Since allocPoint==0 is used instead of totalAllocPoint==0, there may be a case where allocPoint == 0 but totalAllocPoint> 0. However, the modified version still uses stakingContract.emergencyWithdraw(), which discards all rewards. It is recommended that if totalAllocPoint> 0, we can execute the stakingContract.deposit(0) to retrieve the reward first, then execute stakingContract.emergencyWithdraw().

bin2chen (warden) commented:

This problem is due to use allocPoint==0 is used instead of totalAllocPoint==0. Some of the rewards are lost in this scenario.

Assumption:

The current: poolInfo.allocPoint = 50, totalAllocPoint = 100 (have another pool).
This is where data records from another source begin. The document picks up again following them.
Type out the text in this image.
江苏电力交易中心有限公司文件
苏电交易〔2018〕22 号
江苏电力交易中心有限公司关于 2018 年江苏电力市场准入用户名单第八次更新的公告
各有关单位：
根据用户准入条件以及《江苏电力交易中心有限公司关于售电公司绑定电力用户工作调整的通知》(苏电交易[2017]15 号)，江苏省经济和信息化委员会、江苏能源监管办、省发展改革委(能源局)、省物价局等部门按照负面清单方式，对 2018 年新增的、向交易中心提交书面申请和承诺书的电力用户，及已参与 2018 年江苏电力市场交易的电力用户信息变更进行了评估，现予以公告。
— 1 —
  1. After a certain period of time, poolInfo.pendingRewards = 100.
  2. stakingContract.set() changes poolInfo.allocPoint = 0, but totalAllocPoint is still 50. (set() will trigger accumulation pending rewards first).
  3. StargateRewardableWrapper.claim() -> stakingContract.emergencyWithdraw() will discard any pending rewards.

In step 3, if totalAllocPoint > 0, we can use stakingContract.deposit(0) to retrieve the pending rewards first, then call stakingContract.emergencyWithdraw() to avoid discarding the pendingRewards.


Disclosures

C4 is an open organization governed by participants in the community.

C4 Audits incentivize the discovery of exploits, vulnerabilities, and bugs in smart contracts. Security researchers are rewarded at an increasing rate for finding higher-risk issues. Audit submissions are judged by a knowledgeable security researcher and solidity developer and disclosed to sponsoring developers. C4 does not conduct formal verification regarding the provided code but instead provides final verification.

C4 does not provide any guarantee or warranty regarding the security of this project. All smart contract software should be used at the sole risk and responsibility of users.